I’m also a procrastinator.
Add overthinker and perfectionist into the mix and there are three qualities right there guaranteed to stop me beginning something new.
I’m unlikely to fling myself into anything without reading at least 20 articles, seeking out others to talk to, debating in my head for days and sometimes nights on end. I actually love the process of researching and planning, and this is no bad thing, until I realise that the research and thinking has become a giant distraction from doing the actual thing.
When starting something new there can be such a weight of expectation. In the past I perceived that weight of expectation as coming from others, but now I realise it comes only from me.
I put off starting because I worry it won’t be perfect.
When really, all I need to do is make an imperfect start.
Here are some things I have found that help me take action:
Find a friend or colleague who you can trust to hold you accountable or start a coaching circle with a group of likeminded people. Tell them what you’re doing and when you’re going to start, ask them to check in with you regularly. Once you’ve said it out loud to someone else, you are that little bit more committed.
You don’t have to go all in at once. While it’s good to have goals you should also figure out some easy places to begin, set yourself a deadline and just start. At this stage it’s enough to focus on the start and not the end point.
Set yourself up for success
If it’s a written piece of work, cut out distraction from emails and social media. Turn off your notifications, close down email and block out small amounts of time for deep focus work.
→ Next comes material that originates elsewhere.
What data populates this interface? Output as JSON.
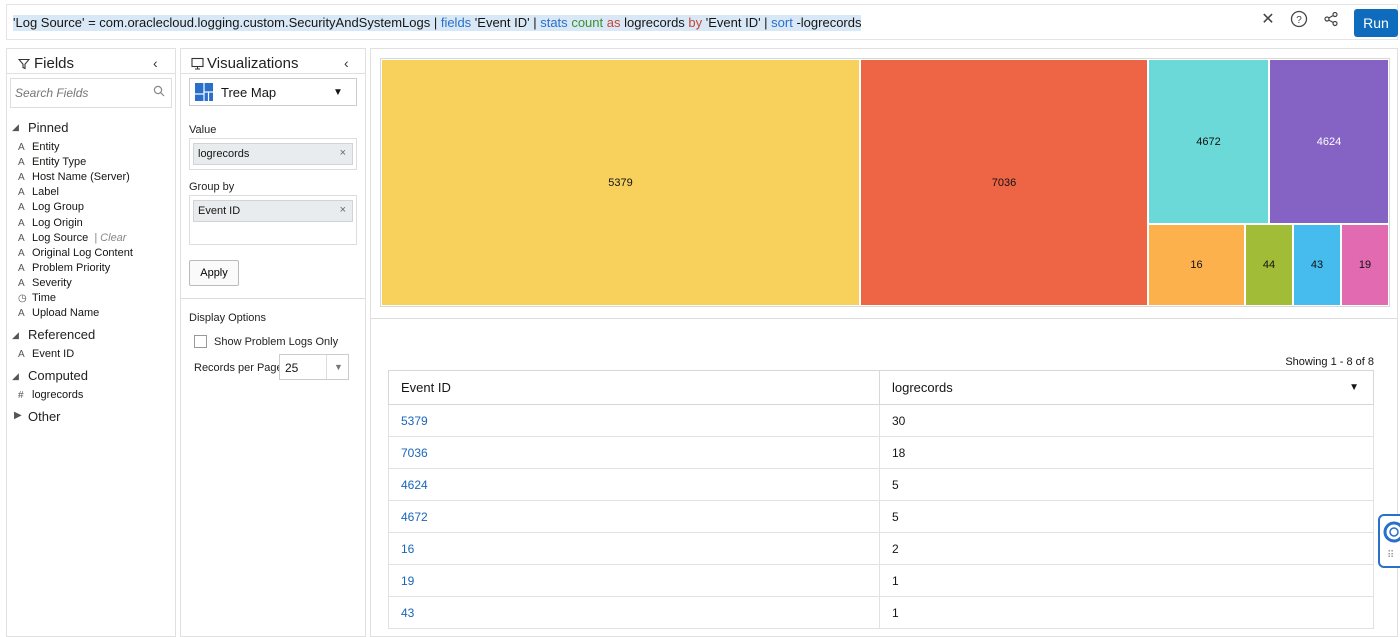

It’s far better to start with something small and imperfect and refine and build from there. You will learn lots in the process, gaining confidence and momentum as you go. If I need to write something, and am finding it hard to get started, I set a timer for 20 minutes and write, stream of consciousness style. It’s amazing how writing with no expectation and no audience can free up your thoughts and creativity.
Work to your strengths but be aware where your weaknesses can trip you up.
If you love to research and reflect before taking action, that is fine and to be encouraged. Allow a certain amount of learning time but give yourself a clear cut off point when you commit to taking action. Trust that you have done all the research you need and the best learning is yet to come from putting your findings into practice.
As the book says, ‘Feel the fear and do it anyway’.
What’s the worst that can happen?
The agile brain
And if you need another reason, beginnings, especially as we get older, are great for our mental health and overall cognitive abilities. According to this article, starting something new creates new pathways in the brain and new connections, whether at 30, 50 or 90.
We can’t learn and keep growing unless we try new things.